We also work to ensure that the infrastructure and process is there to enable continuous delivery of software to real users (DevOps), and that a clear agile delivery process is set up. Teams are free to tailor their agile process to suit their own situations. Many of them employ the SAFe methodology, while other teams use more traditional Scrum or Kanban methods.

We conduct discovery research before we build anything. Depending on the complexity of your problem space, this can take up to 2 to 3 months. As opposed to ‘requirements gathering’, this process involves actually visiting with users and prototyping to test out multiple concepts quickly before investing a lot of money in building something.

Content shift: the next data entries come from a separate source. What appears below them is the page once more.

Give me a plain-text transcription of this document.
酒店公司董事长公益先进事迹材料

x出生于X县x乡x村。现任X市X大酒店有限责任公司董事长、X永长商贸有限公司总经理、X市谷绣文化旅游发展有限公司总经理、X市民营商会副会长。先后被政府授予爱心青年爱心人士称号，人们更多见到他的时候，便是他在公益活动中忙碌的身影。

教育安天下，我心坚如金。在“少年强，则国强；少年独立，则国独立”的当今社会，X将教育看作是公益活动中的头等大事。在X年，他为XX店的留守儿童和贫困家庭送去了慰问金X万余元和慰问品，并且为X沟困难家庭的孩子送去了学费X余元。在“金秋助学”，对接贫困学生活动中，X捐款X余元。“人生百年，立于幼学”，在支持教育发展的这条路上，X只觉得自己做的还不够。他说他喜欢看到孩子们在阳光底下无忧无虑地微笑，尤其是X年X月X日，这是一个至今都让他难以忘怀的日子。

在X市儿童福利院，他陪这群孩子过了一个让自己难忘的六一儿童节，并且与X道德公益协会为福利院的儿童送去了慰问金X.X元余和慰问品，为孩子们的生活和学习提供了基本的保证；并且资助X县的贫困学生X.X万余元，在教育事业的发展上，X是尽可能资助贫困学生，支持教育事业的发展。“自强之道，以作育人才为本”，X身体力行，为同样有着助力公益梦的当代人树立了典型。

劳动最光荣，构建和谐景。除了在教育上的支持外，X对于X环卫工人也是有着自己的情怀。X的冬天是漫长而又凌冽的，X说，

When we build, we aim to release early and often to real users in real life situations. Ultimately, the government’s investment should be measured in working software, not phase documents or milestones. Only working systems are of value to real constituents. Based on that premise, teams are only able to measure the success of a waterfall project after most costs have been incurred, because that is the first time working software is delivered. This is a huge risk. Agile projects allow the government to measure success at more regular intervals and if necessary make course corrections. The ability to measure and adapt reduces the overall risk to the project.

Not all of our projects are greenfield; sometimes we work on legacy systems. Incremental development is important in these situtations as well. Incremental development can allow end users to start seeing benefits even before the legacy system can be fully replaced. If a workflow is worth preserving, then portions of the old systems must be kept up until the new system is fully operational, no matter what approach is used. In a waterfall approach, the end user must wait many months or years to use the new system and see any benefit — and that’s assuming there are no problems with the rollout. With an agile approach, the end user could start seeing benefits in a shorter timeframe. Depending on the architecture of the legacy system, parts of it may even be able to be decommissioned and turned off before the full new system is in place to save money.

Having well-researched hypotheses beforehand allows us to be deliberate about what we build and why. Research continues throughout the agile process that we can test our hypotheses and pivot when needed. Since our work is centered around user research and user feedback, it’s important to develop participant recruiting strategies, and a research and feedback cadence that will work within the constraints of your agile process, and to ensure that the team is staffed appropriately.

A common pitfall is expecting agile to be a silver bullet to all that ails software development, and to expect agile to eliminate all project risks. We've seen teams try agile and, when the practices fail to eliminate all the challenges, write off agile entirely, claiming "agile doesn't work." In reality, agile does not eliminate risk completely; it provides techniques to manage risk more effectively than traditional waterfall processes. Unlike waterfall, agile accepts that the unknowns will lead to change. Agile treats change as an integral part of the process, as opposed to exceptions that need to be resolved via change control mechanisms. This enables agile teams to manage risk by allowing change to drive course corrections. However, some agile adoptions focus on the ceremonies as opposed to the intent. Incomplete, incorrect, or uninformed adoption of agile techniques can lead to an ineffective process we call “agilefall.” 18F has written a blog post about how to avoid this pitfall. Effective agile adoption will enable an organization to be nimble and respond effectively to the inevitable change that arises during software development.